Alice was not perhaps as enthusiastic as her sister. Amabel had seen him first and in the Darrel household there was a sort of unwritten, not always observed code flimsily founded on "First come first served." Just at the outset of an acquaintance one might say "Hands off" as it were. But not for long.

"It doesn't matter how pretty one is they seldom do," Alice grumbled. "And he mayn't have a farthing."

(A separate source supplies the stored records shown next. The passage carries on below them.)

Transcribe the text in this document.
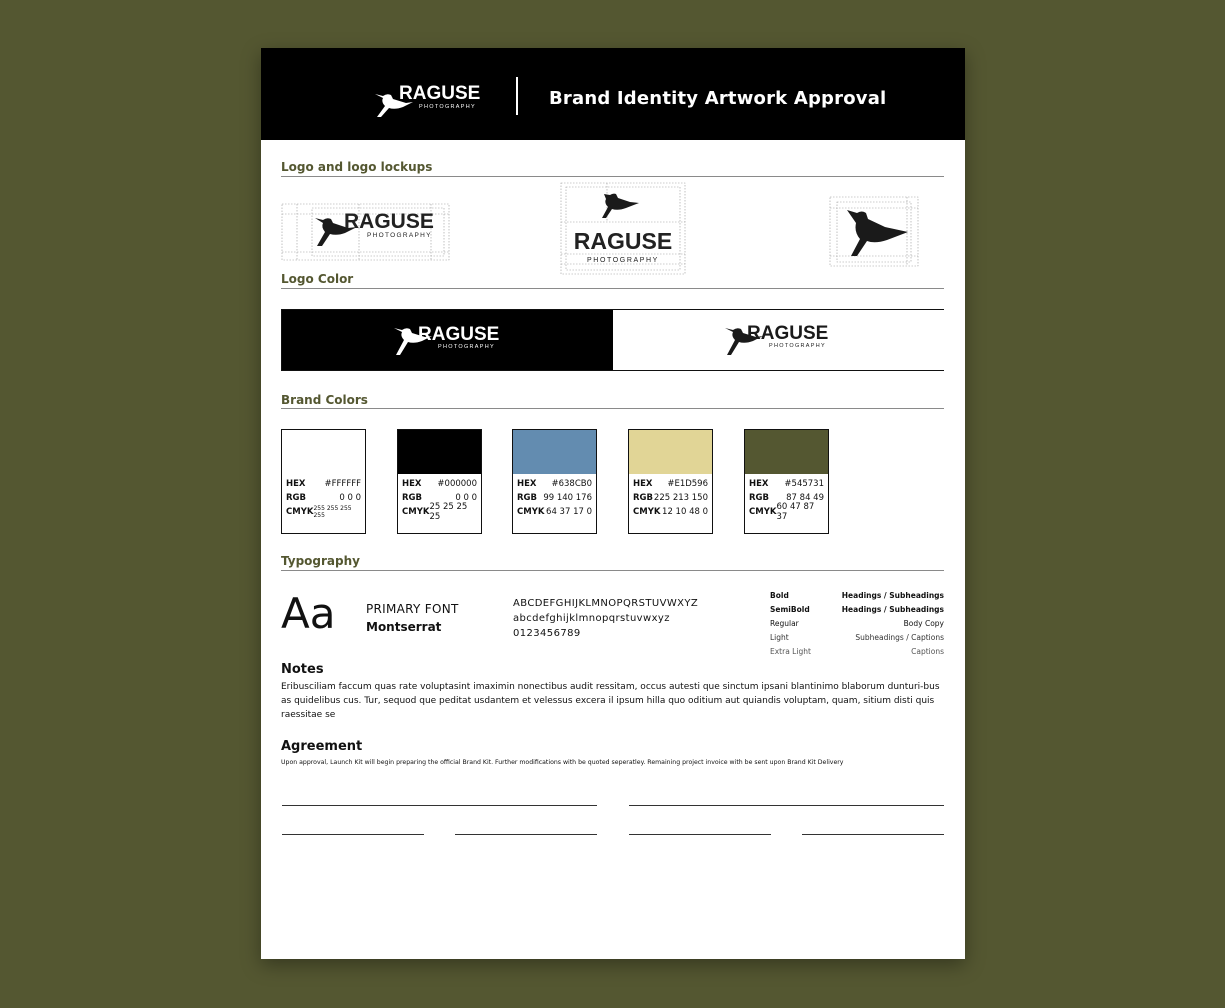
RAGUSE
PHOTOGRAPHY	Brand Identity Artwork Approval
Logo and logo lockups
RAGUSE
PHOTOGRAPHY	RAGUSE
PHOTOGRAPHY
Logo Color
RAGUSE
PHOTOGRAPHY
RAGUSE
PHOTOGRAPHY
Brand Colors
HEX #FFFFFF
RGB	0 0 0
CMYK 255 255 255 255
HEX #000000
RGB	0 0 0
CMYK 25 25 25 25
HEX #638CB0
RGB 99 140 176
CMYK 64 37 17 0
HEX #E1D596
RGB 225 213 150
CMYK 12 10 48 0
HEX #545731
RGB 87 84 49
CMYK 60 47 87 37
Typography
Aa	PRIMARY FONT
Montserrat
ABCDEFGHIJKLMNOPQRSTUVWXYZ
abcdefghijklmnopqrstuvwxyz
0123456789
Bold	Headings / Subheadings
SemiBold	Headings / Subheadings
Regular	Body Copy
Light	Subheadings / Captions
Extra Light	Captions
Notes
Eribusciliam faccum quas rate voluptasint imaximin nonectibus audit ressitam, occus autesti que sinctum ipsani blantinimo blaborum dunturi-bus as quidelibus cus. Tur, sequod que peditat usdantem et velessus excera il ipsum hilla quo oditium aut quiandis voluptam, quam, sitium disti quis raessitae se
Agreement
Upon approval, Launch Kit will begin preparing the official Brand Kit. Further modifications with be quoted seperatley. Remaining project invoice with be sent upon Brand Kit Delivery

"Alice," whispered Amabel almost agonizingly, "I wouldn't CARE a farthing--if only he WOULD! Have I a farthing--have you a farthing--has anyone who ever comes here a farthing? He lives in London. He'd take me away. To live even in a back street IN LONDON would be Heaven! And one MUST--as soon as one possibly can.--One MUST! And Oh!" with another hug which this time was a shudder, "think of what Doris Harmer had to do! Think of his thick red old neck and his horrid fatness! And the way he breathed through his nose. Doris said that at first it used to make her ill to look at him."

"She's got over it," whispered Alice. "She's almost as fat as he is now. And she's loaded with pearls and things."

"I shouldn't have to 'get over' anything," said Amabel, "if this one WOULD. I could fall in love with him in a minute."

"Did you hear what Father said?" Alice brought out the words rather slowly and reluctantly. She was not eager on the whole to yield up a detail which after all added glow to possible prospects which from her point of view were already irritatingly glowing. Yet she could not resist the impulse of excitement. "No, you didn't hear. You were out of the room."

"What about? Something about HIM? I hope it wasn't horrid. How could it be?"

"He said," Alice drawled with a touch of girlishly spiteful indifference, "that if he was one of the poor Gareth-Lawlesses he hadn't much chance of succeeding to the title. His uncle--Lord Lawdor--is only forty-five and he has four splendid healthy boys--perfect little giants."

"Oh, I didn't know there was a title. How splendid," exclaimed Amabel rapturously. Then after a few moments' innocent maiden reflection she breathed with sweet hopefulness from under the sheet, "Children so often have scarlet fever or diphtheria, and you know they say those very strong ones are more likely to die than the other kind. The Vicar of Sheen lost FOUR all in a week. And the Vicar died too. The doctor said the diphtheria wouldn't have killed him if the shock hadn't helped."

Alice--who had a teaspoonful more brain than her sister--burst into a fit of giggling it was necessary to smother by stuffing the sheet in her mouth.

"Oh! Amabel!" she gurgled. "You ARE such a donkey! You would have been silly enough to say that even if people could have heard you. Suppose HE had!"